以他們白家的財力,這種先天小病肯定能治好。
真正讓他折騰這些年的根本原因卻是因為那不知何緣故被封印在他體內的怪物。
從他十歲那年開始,每隔一段時間做夢都會夢見一片星空。
那是一片暗黃色的虛空。
這裏到處充斥灰蒙蒙的霧氣,但這些霧氣就像死般僵硬的凝固在虛空裏。
四周充斥著破敗、腐朽、古老的味道。
而在他可以觀察的唯一一片區域內懸浮著一座巨大的冰封陵墓。
而在冰封陵墓內則冰封著一團體如濃煙,背生四翼,頭有雙角麵如鷹相人立直起,雙目赤紅的怪物。
白燁有種潛意識的直覺,似乎這些寒氣才是自己這奇怪寒病的根源。
但也不能說爸媽和親人們對自己付出的這些年的努力沒有用。
至少讓陵墓的融化速度變得更快。
如果沒有這些年累積起來堪比天價的資源,第一座陵墓融化的速度將會更慢。
在陵墓的表麵,有一個比針尖還要更小的小孔通往陵墓內部。
其中極為微小、乃至微不足道的一點點融化的寒氣通過某種途徑滲透進入自己的身體裏。
所有陽火屬性的資源被自己吸收後都轉化為特殊的能量讓針尖大小的小孔不斷深入。
現在距離打通外壁進入陵墓內部隻剩下百分之一左右的距離。
就是這百分之一,正常來說也要好幾個月才能自然融化。
雖然這隻怪物被冰封在陵墓裏。
但白燁每次都有一種錯覺。
被冰封在陵墓內的煙霧狀怪物都在給予他投射鼓勵的眼神。
小夥子你很棒!
繼續!努力!加油!
我很看好你哦~
“再給我說這種自暴自棄的話我就不高興了。
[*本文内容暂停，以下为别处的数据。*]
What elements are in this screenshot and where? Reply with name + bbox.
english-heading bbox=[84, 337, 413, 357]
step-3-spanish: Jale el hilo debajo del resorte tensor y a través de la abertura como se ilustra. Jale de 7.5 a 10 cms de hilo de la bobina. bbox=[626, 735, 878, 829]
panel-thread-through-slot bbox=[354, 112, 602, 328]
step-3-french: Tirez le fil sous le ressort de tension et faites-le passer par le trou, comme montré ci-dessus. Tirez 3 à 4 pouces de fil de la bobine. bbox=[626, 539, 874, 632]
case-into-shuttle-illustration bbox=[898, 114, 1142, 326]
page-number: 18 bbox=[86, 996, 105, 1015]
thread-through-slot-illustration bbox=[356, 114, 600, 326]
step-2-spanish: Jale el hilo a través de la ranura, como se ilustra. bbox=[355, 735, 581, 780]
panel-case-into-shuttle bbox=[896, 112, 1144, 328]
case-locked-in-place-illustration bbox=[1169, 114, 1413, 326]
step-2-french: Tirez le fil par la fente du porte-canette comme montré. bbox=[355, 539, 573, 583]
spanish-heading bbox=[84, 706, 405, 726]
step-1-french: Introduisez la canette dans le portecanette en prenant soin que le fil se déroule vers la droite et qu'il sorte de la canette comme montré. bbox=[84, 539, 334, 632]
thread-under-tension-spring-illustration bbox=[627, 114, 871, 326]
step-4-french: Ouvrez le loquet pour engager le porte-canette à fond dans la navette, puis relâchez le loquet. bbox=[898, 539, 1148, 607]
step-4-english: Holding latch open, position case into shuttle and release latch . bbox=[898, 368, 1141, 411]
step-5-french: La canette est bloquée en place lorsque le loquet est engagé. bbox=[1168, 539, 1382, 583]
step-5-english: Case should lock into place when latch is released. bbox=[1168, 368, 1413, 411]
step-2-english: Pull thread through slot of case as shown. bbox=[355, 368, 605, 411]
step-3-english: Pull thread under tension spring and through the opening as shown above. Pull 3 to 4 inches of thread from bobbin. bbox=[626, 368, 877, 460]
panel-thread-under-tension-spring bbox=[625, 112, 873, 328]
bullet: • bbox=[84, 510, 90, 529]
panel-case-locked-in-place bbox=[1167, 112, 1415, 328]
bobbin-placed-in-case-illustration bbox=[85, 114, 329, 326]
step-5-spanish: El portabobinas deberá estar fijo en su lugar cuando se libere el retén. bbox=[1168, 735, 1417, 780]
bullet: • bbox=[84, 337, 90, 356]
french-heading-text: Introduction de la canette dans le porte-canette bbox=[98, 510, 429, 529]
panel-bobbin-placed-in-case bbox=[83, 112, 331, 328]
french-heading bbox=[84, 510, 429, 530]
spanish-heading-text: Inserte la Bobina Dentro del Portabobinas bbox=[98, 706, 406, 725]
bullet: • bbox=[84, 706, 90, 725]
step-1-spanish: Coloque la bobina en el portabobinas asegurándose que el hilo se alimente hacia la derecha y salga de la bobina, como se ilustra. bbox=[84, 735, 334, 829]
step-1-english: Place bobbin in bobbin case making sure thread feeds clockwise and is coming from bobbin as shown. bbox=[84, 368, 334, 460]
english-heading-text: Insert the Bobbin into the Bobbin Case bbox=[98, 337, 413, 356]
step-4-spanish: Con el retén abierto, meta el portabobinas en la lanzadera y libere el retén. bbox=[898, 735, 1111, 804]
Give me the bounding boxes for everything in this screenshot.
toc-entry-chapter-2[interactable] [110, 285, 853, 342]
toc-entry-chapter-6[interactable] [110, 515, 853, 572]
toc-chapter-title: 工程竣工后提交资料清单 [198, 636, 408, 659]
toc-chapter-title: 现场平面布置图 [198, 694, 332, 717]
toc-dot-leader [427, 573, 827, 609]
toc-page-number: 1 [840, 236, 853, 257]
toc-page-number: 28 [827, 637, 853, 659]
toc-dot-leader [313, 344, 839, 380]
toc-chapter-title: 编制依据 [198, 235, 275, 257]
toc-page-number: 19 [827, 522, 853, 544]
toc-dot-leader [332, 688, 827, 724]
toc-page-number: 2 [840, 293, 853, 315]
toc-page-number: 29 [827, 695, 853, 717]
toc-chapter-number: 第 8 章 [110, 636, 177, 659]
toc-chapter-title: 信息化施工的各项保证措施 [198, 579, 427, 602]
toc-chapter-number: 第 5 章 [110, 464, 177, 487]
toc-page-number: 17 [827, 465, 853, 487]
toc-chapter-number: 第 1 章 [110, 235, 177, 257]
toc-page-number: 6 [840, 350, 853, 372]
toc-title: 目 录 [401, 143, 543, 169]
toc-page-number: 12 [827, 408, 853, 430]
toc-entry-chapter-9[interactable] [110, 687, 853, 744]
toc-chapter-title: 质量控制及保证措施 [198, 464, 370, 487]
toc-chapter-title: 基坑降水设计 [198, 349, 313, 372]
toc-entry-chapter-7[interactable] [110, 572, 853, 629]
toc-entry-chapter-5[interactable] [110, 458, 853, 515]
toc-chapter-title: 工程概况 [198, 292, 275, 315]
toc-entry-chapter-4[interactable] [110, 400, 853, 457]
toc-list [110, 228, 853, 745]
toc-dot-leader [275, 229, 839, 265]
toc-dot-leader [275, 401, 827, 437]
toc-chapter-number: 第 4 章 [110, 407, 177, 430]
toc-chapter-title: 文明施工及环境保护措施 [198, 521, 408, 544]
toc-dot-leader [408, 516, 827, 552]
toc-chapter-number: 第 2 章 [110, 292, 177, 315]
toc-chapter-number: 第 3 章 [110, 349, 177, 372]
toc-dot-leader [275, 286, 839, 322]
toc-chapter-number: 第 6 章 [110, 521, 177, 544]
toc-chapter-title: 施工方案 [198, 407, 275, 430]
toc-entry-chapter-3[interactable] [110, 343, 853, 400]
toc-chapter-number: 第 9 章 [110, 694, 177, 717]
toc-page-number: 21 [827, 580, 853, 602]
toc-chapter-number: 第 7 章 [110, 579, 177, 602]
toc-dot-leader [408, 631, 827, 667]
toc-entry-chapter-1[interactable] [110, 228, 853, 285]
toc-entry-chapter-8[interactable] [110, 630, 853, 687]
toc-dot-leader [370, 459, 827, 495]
”楚南芝眉頭一豎,捏住白燁耳朵。
揪到一半卻又心底一軟,舍不得用力,於是便小聲的威脅。
“好好好,我不自暴自棄,我積極向上陽光樂觀。”白燁翻了個白眼,歎了口氣。
其實他真的不著急將陵墓裏的怪物解放出來。
隻是這些年無聊,想要看看被冰封在裏麵的究竟是什麼罷了。
也沒有什麼急迫的理由。
一切都是隨緣。
反正他也無法簽訂禦獸。
每次和禦獸簽訂魂契都失敗。
作為禦獸文明極度發達的如今,無法擁有自己的禦獸,基本上注定這一生的碌碌無為,如果不是他的投胎技術還算不錯,恐怕連成為社會底層都難。
衣食住行,幾乎各行各業都有禦獸涉獵。
甚至就連美術、音樂想要走到更高的層次都和禦獸脫離不了關係。
這種情況下無法簽訂禦獸。
那就隻能挑好風水寶地,靜待風幹了。
楚南芝又安慰了白燁一會兒,擔心自己話多引起孩子反感,就找了個理由下樓離去。
躺在床上,白燁望著天花板,睜大了眼睛。
不甘心?
當然是有的。
好不容易重活一世再來一次。
這出身開局都算上上簽,結果整了個這個幺蛾子。
這個世界基本上九成九以上的人都可以簽訂禦獸。
隻有極少數特殊的人不能簽訂魂契。
這種比例大概千裏挑一。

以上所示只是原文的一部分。